A noter aussi, cette manifestation de soutien à notre confrère Kamel Daoud, l'écrivain et journaliste qui a été directement menacé de mort par l'imam Hamadache. Selon El Watan, ils étaient près d'une centaine de citoyens à s’être rassemblés hier à Oran, la ville dont il est originaire devant le palais de justice pour dénoncer les propos scandaleux de l'imam salafiste. Les manifestants ont clamé en cœur : « ni Daesh ni Hamadaech, relate El Watan ». «Aujourd’hui, c’est Kamel Daoud, demain, à qui le tour ? », s'indigne un manifestant.

RDC : le retour de Moïse.

En République Démocratique du Congo, le retour d'un "nouveau rival"... au président Kabila, Moise Katumbi, fait couler beaucoup d'encre.

« Les rumeurs le disaient malade, victime d’une tentative d’empoisonnement et en soins intensifs à Londres depuis trois mois, mais le gouverneur du Katanga est apparu rayonnant à sa descente d’avion dans son fief de Lubumbashi, ironise Afrikarabia. »
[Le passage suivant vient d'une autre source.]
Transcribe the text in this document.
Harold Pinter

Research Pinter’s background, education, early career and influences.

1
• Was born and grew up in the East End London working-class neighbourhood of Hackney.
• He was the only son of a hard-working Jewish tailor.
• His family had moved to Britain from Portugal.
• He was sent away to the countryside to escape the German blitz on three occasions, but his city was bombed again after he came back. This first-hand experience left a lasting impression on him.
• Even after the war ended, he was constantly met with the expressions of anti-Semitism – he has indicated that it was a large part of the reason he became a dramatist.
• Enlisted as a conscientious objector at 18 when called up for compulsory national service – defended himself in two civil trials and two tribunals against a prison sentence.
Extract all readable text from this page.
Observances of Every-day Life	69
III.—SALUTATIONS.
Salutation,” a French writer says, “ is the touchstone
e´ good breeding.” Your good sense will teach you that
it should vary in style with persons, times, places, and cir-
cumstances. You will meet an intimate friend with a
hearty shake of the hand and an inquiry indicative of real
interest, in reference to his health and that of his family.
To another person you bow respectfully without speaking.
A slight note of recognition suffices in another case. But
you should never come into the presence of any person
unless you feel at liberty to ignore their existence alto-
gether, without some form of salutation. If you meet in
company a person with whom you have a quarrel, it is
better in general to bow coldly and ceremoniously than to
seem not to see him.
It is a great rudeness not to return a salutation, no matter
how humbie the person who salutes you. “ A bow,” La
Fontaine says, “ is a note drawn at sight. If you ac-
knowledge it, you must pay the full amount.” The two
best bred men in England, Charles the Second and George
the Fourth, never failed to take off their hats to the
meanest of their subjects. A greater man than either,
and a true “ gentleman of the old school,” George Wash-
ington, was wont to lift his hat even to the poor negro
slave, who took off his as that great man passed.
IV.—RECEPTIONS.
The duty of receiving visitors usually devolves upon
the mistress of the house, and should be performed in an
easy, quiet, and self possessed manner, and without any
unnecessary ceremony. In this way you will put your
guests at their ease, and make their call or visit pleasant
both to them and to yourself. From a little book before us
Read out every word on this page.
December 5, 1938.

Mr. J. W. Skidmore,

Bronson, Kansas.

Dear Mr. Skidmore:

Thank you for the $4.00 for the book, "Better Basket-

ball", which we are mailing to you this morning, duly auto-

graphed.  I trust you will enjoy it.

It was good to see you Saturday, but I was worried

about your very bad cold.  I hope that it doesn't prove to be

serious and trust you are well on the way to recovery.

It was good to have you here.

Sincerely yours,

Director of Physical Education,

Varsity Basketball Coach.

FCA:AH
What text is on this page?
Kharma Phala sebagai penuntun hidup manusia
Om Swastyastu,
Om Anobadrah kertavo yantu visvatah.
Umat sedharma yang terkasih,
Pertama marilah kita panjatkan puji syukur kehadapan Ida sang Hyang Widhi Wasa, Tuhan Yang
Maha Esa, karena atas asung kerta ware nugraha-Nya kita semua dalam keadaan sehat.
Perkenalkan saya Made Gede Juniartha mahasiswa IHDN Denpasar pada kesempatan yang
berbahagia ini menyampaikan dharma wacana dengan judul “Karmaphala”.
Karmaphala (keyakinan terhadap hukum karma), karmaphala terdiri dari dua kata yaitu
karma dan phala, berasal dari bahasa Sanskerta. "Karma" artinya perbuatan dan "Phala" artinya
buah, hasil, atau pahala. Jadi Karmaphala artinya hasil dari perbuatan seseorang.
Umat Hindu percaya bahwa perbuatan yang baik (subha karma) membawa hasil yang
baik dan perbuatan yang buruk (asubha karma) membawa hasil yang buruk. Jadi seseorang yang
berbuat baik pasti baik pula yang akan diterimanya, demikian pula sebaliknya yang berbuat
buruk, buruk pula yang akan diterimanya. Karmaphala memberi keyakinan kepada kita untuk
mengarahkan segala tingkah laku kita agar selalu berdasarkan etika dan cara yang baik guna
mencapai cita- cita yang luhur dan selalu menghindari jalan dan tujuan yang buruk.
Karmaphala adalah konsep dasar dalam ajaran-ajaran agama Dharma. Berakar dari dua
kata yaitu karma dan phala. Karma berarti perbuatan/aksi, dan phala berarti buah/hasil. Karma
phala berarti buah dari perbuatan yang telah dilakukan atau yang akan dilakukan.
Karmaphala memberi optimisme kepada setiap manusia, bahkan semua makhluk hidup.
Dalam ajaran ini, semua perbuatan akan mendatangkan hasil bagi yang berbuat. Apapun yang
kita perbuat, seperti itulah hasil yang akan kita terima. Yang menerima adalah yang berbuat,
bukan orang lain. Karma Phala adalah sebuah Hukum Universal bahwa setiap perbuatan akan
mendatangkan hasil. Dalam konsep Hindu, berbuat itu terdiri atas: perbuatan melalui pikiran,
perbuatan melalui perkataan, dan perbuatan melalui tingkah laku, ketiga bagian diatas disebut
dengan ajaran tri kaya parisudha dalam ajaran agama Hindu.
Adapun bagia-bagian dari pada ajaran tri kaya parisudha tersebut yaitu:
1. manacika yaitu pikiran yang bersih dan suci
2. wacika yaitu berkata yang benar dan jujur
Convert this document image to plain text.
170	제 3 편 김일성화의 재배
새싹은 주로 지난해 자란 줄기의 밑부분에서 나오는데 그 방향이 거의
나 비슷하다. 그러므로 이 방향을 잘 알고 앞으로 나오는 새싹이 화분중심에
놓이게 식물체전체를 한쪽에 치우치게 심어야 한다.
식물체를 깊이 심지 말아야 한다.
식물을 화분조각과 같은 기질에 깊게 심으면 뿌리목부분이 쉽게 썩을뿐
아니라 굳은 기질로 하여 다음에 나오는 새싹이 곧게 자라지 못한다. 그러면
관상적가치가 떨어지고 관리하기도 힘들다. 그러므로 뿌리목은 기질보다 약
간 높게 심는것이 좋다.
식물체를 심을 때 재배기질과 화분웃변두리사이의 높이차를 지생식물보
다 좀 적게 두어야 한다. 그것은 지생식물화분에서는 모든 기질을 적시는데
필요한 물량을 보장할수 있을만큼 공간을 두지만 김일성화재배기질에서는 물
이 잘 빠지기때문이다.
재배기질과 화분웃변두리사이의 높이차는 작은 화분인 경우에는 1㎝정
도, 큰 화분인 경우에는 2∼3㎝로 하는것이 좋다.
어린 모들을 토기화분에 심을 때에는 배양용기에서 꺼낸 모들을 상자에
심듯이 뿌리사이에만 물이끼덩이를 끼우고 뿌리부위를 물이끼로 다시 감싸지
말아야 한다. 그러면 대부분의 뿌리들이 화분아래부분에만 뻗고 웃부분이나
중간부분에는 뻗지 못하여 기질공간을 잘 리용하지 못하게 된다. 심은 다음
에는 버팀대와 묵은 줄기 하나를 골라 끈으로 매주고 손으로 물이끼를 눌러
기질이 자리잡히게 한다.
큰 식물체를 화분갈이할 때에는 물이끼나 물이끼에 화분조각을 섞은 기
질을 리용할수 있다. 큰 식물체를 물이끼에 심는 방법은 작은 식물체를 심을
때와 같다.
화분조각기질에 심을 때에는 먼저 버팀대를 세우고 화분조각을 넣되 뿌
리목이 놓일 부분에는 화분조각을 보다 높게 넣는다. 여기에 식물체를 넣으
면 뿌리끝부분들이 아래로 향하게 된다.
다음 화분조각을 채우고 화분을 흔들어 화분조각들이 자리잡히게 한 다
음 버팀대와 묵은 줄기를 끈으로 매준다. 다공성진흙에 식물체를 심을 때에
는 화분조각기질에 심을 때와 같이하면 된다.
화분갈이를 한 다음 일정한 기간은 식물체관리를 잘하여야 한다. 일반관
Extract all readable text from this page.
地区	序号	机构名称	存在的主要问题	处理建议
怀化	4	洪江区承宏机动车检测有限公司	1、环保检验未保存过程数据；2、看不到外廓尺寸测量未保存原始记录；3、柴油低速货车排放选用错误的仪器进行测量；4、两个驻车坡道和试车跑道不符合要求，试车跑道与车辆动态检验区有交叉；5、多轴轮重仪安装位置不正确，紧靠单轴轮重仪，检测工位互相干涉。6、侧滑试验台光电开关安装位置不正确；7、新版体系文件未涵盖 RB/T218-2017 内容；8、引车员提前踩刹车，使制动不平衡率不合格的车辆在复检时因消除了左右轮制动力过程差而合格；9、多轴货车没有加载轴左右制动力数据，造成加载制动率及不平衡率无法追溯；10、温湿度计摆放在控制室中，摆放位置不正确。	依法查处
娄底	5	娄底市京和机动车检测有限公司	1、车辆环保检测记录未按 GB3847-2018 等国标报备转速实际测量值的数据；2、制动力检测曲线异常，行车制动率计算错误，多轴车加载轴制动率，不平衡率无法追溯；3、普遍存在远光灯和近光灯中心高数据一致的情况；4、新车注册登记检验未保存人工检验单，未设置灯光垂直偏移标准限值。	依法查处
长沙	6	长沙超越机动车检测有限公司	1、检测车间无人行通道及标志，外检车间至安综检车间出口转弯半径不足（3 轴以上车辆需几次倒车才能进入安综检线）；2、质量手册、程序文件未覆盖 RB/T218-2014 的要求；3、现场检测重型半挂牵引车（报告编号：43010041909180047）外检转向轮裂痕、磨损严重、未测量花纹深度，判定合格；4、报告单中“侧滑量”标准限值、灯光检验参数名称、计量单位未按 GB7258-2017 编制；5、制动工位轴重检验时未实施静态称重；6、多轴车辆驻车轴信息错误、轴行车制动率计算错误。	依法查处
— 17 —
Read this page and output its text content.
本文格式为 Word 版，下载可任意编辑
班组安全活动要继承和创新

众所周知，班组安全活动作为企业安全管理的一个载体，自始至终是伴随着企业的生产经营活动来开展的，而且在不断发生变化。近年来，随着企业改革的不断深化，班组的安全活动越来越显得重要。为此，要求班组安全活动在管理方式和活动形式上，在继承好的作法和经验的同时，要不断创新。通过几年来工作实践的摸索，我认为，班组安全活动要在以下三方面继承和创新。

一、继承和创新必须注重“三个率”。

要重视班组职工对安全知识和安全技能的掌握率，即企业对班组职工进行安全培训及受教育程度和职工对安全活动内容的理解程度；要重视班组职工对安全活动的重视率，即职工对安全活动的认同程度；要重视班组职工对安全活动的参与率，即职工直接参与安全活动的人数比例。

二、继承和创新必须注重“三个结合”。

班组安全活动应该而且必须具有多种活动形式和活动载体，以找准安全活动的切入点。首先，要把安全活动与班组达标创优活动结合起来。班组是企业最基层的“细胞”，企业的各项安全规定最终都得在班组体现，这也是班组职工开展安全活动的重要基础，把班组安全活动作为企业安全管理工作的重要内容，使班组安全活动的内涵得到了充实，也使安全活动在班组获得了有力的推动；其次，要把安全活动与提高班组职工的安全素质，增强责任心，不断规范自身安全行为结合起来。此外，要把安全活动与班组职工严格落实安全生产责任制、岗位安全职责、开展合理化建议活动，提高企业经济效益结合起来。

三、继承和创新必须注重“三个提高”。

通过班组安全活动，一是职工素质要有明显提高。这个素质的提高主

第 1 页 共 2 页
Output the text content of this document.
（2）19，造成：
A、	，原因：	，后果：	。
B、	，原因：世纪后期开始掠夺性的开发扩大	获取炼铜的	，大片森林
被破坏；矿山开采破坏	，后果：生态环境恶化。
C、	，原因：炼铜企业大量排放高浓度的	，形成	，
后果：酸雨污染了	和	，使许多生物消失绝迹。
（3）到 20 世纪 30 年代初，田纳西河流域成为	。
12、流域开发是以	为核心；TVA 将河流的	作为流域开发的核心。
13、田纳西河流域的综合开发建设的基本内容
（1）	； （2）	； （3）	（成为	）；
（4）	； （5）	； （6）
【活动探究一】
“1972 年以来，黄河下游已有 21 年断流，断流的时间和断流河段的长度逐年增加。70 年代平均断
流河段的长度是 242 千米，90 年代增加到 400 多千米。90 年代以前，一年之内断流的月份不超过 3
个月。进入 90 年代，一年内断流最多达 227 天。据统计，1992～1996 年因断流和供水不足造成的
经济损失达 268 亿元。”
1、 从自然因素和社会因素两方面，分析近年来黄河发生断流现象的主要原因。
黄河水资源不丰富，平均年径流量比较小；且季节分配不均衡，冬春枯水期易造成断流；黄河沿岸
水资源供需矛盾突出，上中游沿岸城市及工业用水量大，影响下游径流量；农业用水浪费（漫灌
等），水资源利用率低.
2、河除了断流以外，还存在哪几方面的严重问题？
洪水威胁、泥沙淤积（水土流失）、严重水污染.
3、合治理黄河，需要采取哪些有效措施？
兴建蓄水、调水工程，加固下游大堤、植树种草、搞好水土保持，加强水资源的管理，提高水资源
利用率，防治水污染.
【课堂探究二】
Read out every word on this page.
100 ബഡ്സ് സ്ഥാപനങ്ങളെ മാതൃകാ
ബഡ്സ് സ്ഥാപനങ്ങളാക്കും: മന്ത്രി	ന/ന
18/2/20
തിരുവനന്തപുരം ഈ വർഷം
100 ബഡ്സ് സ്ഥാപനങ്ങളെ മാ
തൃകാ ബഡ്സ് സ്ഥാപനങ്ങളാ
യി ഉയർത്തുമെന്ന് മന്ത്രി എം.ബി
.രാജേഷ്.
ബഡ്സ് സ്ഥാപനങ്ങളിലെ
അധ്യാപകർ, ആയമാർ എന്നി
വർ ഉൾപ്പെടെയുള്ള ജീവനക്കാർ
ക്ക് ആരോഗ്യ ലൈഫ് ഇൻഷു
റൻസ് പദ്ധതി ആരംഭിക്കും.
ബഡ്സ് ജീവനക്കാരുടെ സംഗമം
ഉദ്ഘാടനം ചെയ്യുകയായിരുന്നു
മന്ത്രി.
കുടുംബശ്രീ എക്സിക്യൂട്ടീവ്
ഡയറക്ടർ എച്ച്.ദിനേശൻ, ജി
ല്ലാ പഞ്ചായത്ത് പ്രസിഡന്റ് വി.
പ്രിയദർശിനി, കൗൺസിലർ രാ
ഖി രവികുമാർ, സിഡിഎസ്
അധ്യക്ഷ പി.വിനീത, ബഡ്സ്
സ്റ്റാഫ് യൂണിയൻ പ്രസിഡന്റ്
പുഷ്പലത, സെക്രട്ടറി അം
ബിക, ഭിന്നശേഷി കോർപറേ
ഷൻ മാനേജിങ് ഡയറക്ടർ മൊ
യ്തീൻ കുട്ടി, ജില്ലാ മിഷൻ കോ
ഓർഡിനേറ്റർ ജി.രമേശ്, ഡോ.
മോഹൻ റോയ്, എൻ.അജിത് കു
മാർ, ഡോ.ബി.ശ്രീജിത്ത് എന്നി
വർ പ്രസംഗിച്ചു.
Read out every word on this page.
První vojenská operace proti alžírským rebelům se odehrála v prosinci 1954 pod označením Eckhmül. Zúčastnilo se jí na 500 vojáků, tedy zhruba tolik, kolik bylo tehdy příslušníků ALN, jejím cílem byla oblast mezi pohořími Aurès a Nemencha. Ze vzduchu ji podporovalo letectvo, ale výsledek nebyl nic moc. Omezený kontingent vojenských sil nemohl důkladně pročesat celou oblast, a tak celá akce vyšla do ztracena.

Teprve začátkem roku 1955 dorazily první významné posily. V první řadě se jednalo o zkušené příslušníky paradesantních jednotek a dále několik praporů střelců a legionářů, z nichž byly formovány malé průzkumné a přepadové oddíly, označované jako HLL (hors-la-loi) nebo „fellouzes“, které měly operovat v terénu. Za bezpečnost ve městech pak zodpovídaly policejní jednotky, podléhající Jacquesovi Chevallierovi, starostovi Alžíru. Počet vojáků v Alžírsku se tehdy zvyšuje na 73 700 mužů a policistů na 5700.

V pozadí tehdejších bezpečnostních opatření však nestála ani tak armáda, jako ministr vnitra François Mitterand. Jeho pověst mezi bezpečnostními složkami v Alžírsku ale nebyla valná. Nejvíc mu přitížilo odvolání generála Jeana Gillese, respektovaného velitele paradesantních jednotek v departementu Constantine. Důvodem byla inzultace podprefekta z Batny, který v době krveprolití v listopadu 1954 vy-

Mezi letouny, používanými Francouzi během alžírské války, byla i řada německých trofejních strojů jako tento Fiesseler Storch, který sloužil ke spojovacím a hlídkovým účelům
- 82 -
Il a été accueilli comme « un Moïse, surenchérit KongoTimes, par une foule monstre à Lubumbashi. L’homme possède de nombreux atouts, estime encore le journal : jeune, riche, populaire, président du plus important club de foot congolais, Moïse Katumbi vient aussi de la riche province minière du Katanga, véritable » coffre fort « du Congo et forte pourvoyeuse de voix lors des élections. Autant d’avantages, qui font de Moïse, un rival sérieux du président Kabila », estime plus loin Kongo Times.

7 sur 7 publie une série de photos sur ce « retour triomphal », selon lui. On voit Moïse Katumbi à la descente de l'avion, tout sourire dans une veste à carreaux bleu et blanc, puis un chapeau sur la tête, parader comme une star du ballon rond, dans les rues, au milieu de la foule. 7 sur 7 rapporte cette petite phrase de Moïse Katumbi lors de son discours : « Les images que j’ai vu aujourd’hui, c’est plus que le Burkina Faso »., faisant référence ainsi à la révolution qui a emporté le régime de l’ex-président Compaoré.

Pour 7 sur 7, « Moise Katumbi a franchi la ligne rouge ».